2023’DE ARAKLI’NIN GÜNCELİNE BAKMAK
Mehmet Akif Bal
ARAKLI’YA NİÇİN SIK TEMAS EDİYORUZ?
Araklı’ya dair yazdığım 38 makale türündeki yazılarımda bugüne kadar daha çok fikir ve proje düzeyindeki yaklaşımlarımızı ortaya koymaya çalıştım. Bu kadar sayıdaki tarih ve kültür içerikli makalenin, bir ilçe ölçeğinde hatırlı bir sayı olduğunu düşünüyorum. Yazdığımız makalelerin muhatabı olan ilgili kurumların bugüne kadar ki analiz, proje ve fikirlerimizden anladıkları kadarıyla alıntılar yaparak çeşitli adımlar attıklarını görüyorum, duyuyorum.
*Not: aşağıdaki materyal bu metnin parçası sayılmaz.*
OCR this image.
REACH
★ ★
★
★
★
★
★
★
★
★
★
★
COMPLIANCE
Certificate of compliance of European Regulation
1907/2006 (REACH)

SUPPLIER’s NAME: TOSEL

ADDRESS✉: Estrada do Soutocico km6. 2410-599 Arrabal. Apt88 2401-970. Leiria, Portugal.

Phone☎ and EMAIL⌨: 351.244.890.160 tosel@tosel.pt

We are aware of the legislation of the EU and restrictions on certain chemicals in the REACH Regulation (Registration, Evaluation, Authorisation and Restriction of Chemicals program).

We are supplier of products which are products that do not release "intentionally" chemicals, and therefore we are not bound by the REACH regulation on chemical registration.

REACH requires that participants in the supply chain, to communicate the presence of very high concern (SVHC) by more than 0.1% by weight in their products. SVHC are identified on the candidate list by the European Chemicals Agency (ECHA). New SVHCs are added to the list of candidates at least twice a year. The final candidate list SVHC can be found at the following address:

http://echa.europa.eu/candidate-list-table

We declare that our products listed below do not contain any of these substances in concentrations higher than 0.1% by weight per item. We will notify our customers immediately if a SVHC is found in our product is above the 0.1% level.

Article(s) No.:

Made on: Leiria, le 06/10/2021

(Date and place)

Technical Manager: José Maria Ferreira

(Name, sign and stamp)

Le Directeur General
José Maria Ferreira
Buna rağmen, Araklı’ya dair yazdığımız konularımızla ilgili hem Araklı’daki hem de Trabzon’daki kurum ve kuruluşlardan bir dönüş almadığımızı da belirtmek isterim. Bir dönüş olmasını bekler miydik? Elbette ki beklerdik. En başta nezaket gereği. Sonrasında, kurumların kendi uhdelerindeki bir ilçeye dair yazılan çizilen her konuya dair ilgi gösterdiklerini görmek isterdik. Bunu yazarken de sakın ola bir taltif beklentisi içerisinde olduğumuz düşünülmesin. Asla böyle bir beklentimiz yok ve olmaz da. Çünkü biz Araklı’ya şeksiz, şüphesiz ve beklentisiz bir yaklaşımla temas etmeye çalışıyoruz. Biz Araklı’ya baba, dede, ana yadigarı ve emaneti olarak bakıyoruz. Böyle de bakmaya devam edeceğiz.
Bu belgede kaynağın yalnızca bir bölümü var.